La voce di Patrick si fece più dura mentre diceva: "L'hai comprato con i miei soldi. Ho pagato tutto per la nostra vita, quindi se hai intenzione di discutere ancora su questo, ti butto fuori."
Per diversi secondi rimasi lì a fissarlo, aspettandomi che la conversazione prendesse una piega scherzosa, ma la sua espressione rimase fredda e seria.
"Ho pagato la casa con i miei soldi", dissi a bassa voce.
Patrick incrociò le braccia e rispose con un sorriso beffardo: "Allora dimostramelo."
La mattina seguente, Patrick uscì di casa presto a bordo della sua berlina scura e annunciò che sarebbe andato all'aeroporto a prendere i suoi genitori, Deborah e Harold Sullivan, e sua sorella Melissa.
Dopo che se n'è andato in macchina, ho aperto il mio portatile nel soggiorno vuoto e ho iniziato a esaminare tutti i documenti relativi all'acquisto dell'immobile, compresi l'atto di proprietà, i documenti di chiusura e le conferme del bonifico bancario.
Il mio nome era su ogni pagina.
Tuttavia, esaminando più attentamente i documenti finanziari, ho notato qualcosa di profondamente inquietante.

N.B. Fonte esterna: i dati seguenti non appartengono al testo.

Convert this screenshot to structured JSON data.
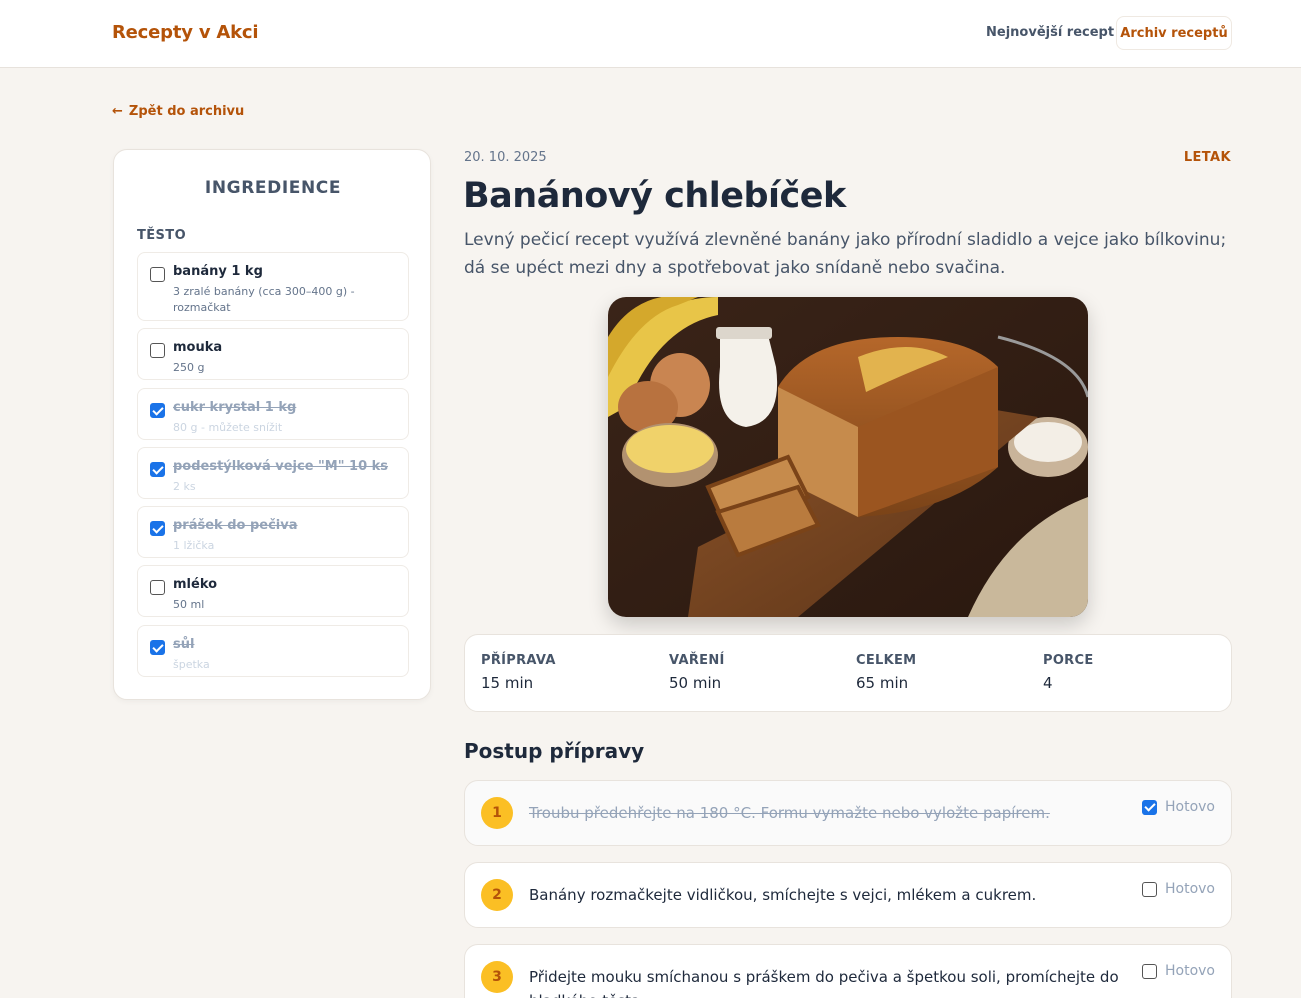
{
  "header": {
    "brand": "Recepty v Akci",
    "nav_latest": "Nejnovější recept",
    "nav_archive": "Archiv receptů"
  },
  "back_link": {
    "arrow": "←",
    "label": "Zpět do archivu"
  },
  "sidebar": {
    "title": "INGREDIENCE",
    "section": "TĚSTO",
    "items": [
      {
        "name": "banány 1 kg",
        "note": "3 zralé banány (cca 300–400 g) - rozmačkat",
        "checked": false
      },
      {
        "name": "mouka",
        "note": "250 g",
        "checked": false
      },
      {
        "name": "cukr krystal 1 kg",
        "note": "80 g - můžete snížit",
        "checked": true
      },
      {
        "name": "podestýlková vejce \"M\" 10 ks",
        "note": "2 ks",
        "checked": true
      },
      {
        "name": "prášek do pečiva",
        "note": "1 lžička",
        "checked": true
      },
      {
        "name": "mléko",
        "note": "50 ml",
        "checked": false
      },
      {
        "name": "sůl",
        "note": "špetka",
        "checked": true
      }
    ]
  },
  "recipe": {
    "date": "20. 10. 2025",
    "tag": "LETAK",
    "title": "Banánový chlebíček",
    "description": "Levný pečicí recept využívá zlevněné banány jako přírodní sladidlo a vejce jako bílkovinu; dá se upéct mezi dny a spotřebovat jako snídaně nebo svačina.",
    "stats": [
      {
        "label": "PŘÍPRAVA",
        "value": "15 min"
      },
      {
        "label": "VAŘENÍ",
        "value": "50 min"
      },
      {
        "label": "CELKEM",
        "value": "65 min"
      },
      {
        "label": "PORCE",
        "value": "4"
      }
    ]
  },
  "steps": {
    "heading": "Postup přípravy",
    "done_label": "Hotovo",
    "items": [
      {
        "number": "1",
        "text": "Troubu předehřejte na 180 °C. Formu vymažte nebo vyložte papírem.",
        "done": true
      },
      {
        "number": "2",
        "text": "Banány rozmačkejte vidličkou, smíchejte s vejci, mlékem a cukrem.",
        "done": false
      },
      {
        "number": "3",
        "text": "Přidejte mouku smíchanou s práškem do pečiva a špetkou soli, promíchejte do hladkého těsta.",
        "done": false
      }
    ]
  }
}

Circa una settimana prima della data di chiusura, Patrick mi aveva convinto a semplificare le nostre finanze concedendogli un accesso limitato a un conto corrente cointestato che intendevamo utilizzare per le spese domestiche, e poiché mi fidavo completamente di lui, avevo accettato senza esitazione.
Ho quindi scoperto una serie di ingenti prelievi e trasferimenti che non avevano nulla a che fare con l'acquisto della casa.
In un solo giorno erano stati trasferiti diecimila dollari.
Venticinquemila al giorno.
Ogni transazione era accompagnata da un semplice biglietto intitolato "sostegno familiare".
Il mio cuore batteva forte quando ho chiamato la banca per chiedere conferma di ciò che vedevo sullo schermo, e l'operatore mi ha spiegato con calma che Patrick aveva effettivamente trasferito denaro dal conto utilizzando l'autorizzazione che gli avevo dato.
Invece di urlargli contro o affrontarlo immediatamente, mi sono sforzata di rimanere calma e ho iniziato a pianificare attentamente la mia prossima mossa.
Precisamente alle 16:17, un grosso SUV nero parcheggiò nel vialetto dietro l'auto di Patrick, e io, dall'interno, lo guardai mentre usciva con la certezza che si trattasse di qualcuno che tornava a reclamare qualcosa che gli apparteneva.
Deborah lo seguiva, portando una borsa di lusso, mentre Harold si sistemava il berretto da golf e Melissa trascinava dietro di sé due enormi valigie, lanciando occhiate curiose intorno a sé.
Salirono le scale e Patrick inserì il codice della serratura intelligente.
La porta suonò, ma rimase saldamente chiusa a chiave.
Ci riprovò, con aria frustrata, ottenendo lo stesso risultato.
Deborah sembrava confusa e disse: "Patrick, cosa sta succedendo?"
Aprii lentamente la porta dall'interno e rimasi lì in piedi, calmo.